Archive for February, 2006

Life on the Bleeding Edge

Tuesday, February 28th, 2006

So as of the weekend a a proud owner of a MacBook Pro. It is a great machine, although it looks disappointingly like the old PowerBook - except for the tiny (really really tiny) camera and a slightly wider trackpad.

I guess this similarity is a good thing, reinforcing memes of continuity and evolution rather than revolution and disruption. One of the things I have always found annoying in Windows world is the way that the new versions of the apps look different but still have the same old annoying quirks and bugs.

But it does have a slightly different feel - it is more like it used to be when I was using linux extensively - living on the bleeding edge and recompiling parts of the system every few days as new versions came out. I used to enjoy that, but one of the great things about the mac is the loss of the need or desire to do that so often. Everyhting is already beautiful and functional.

This feels a bit like those old days - googling for the latest beta versions of apps not yet universal. But I am loving it so far - TextMate is universal and I always run a compiled ruby anyway, and for that this thing rocks.

No Bravery

Friday, February 10th, 2006

Says it all really -
a sad song for a sad time (Warning - video contains disturbing images)

James Blunt via the freeway blogger via onegoodmove.

Intelligent Design Creationism at NASA

Monday, February 6th, 2006

I just noticed
this blog entry
referring to
this NYTimes article.

If anyone ever doubted the narrow ideological focus of the Bush administration and its nepotistic appointments these articles should cure that. They have been seeking to control, supress and distort scientific information from the governments own scientists for some time, but rarely as openly and disgustingly as this:

The Big Bang memo came from Mr. Deutsch, a 24-year-old presidential appointee in the press office at NASA headquarters whose résumé says he was an intern in the “war room” of the 2004 Bush-Cheney re-election campaign. A 2003 journalism graduate of Texas A&M, he was also the public-affairs officer who sought more control over Dr. Hansen’s public statements.

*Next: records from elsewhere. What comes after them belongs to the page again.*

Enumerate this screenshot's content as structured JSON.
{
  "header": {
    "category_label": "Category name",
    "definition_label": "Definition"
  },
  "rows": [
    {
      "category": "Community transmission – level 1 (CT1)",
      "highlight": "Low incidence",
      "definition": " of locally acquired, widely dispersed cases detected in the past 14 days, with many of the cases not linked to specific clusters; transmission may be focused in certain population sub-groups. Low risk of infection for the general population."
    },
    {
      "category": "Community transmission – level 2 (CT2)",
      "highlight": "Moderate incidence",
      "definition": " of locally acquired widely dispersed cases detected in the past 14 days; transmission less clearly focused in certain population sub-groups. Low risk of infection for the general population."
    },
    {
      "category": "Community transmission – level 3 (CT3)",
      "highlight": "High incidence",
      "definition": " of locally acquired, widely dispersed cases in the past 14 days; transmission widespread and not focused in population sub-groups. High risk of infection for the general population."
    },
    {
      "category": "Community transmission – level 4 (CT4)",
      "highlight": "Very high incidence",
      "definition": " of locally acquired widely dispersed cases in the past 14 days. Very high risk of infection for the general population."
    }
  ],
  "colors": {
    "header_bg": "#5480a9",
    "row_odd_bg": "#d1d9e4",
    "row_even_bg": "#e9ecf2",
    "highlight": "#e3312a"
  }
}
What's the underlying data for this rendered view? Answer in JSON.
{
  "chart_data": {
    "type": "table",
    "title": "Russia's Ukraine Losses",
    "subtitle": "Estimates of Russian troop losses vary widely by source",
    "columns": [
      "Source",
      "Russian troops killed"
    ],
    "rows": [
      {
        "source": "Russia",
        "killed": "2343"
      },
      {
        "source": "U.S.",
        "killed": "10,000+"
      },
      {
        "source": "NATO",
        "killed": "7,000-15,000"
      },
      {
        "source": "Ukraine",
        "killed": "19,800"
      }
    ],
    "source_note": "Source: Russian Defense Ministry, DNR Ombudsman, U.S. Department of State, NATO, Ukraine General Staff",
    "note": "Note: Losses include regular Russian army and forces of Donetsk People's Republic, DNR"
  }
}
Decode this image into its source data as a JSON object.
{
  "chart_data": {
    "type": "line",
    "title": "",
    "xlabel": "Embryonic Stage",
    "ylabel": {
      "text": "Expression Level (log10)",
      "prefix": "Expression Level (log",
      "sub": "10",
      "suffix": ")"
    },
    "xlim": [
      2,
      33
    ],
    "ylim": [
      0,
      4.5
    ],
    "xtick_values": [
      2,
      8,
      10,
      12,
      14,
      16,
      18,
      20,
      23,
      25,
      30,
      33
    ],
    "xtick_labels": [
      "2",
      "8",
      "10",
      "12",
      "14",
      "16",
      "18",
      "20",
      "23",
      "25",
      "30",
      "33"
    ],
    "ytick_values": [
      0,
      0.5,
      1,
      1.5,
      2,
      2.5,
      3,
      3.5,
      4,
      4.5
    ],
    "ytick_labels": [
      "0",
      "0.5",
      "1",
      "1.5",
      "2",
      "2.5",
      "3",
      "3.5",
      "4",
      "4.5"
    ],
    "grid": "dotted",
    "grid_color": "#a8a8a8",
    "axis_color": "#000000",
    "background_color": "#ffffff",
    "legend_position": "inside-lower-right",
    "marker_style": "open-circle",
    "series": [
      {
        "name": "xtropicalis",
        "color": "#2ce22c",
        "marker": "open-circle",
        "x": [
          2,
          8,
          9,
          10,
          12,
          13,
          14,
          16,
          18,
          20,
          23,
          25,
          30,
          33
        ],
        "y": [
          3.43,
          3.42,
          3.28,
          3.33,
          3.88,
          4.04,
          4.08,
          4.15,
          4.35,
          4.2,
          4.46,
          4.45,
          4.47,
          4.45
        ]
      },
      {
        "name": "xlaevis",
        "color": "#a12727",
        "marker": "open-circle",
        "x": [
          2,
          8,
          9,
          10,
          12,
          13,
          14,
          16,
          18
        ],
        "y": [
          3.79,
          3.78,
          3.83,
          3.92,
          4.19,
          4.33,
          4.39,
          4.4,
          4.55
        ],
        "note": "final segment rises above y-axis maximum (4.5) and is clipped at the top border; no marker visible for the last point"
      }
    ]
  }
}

In October 2005, Mr. Deutsch sent an e-mail message to Flint Wild, a NASA contractor working on a set of Web presentations about Einstein for middle-school students. The message said the word “theory” needed to be added after every mention of the Big Bang.

The Big Bang is “not proven fact; it is opinion,” Mr. Deutsch wrote, adding, “It is not NASA’s place, nor should it be to make a declaration such as this about the existence of the universe that discounts intelligent design by a creator.”

It continued: “This is more than a science issue, it is a religious issue. And I would hate to think that young people would only be getting one-half of this debate from NASA. That would mean we had failed to properly educate the very people who rely on us for factual information the most.”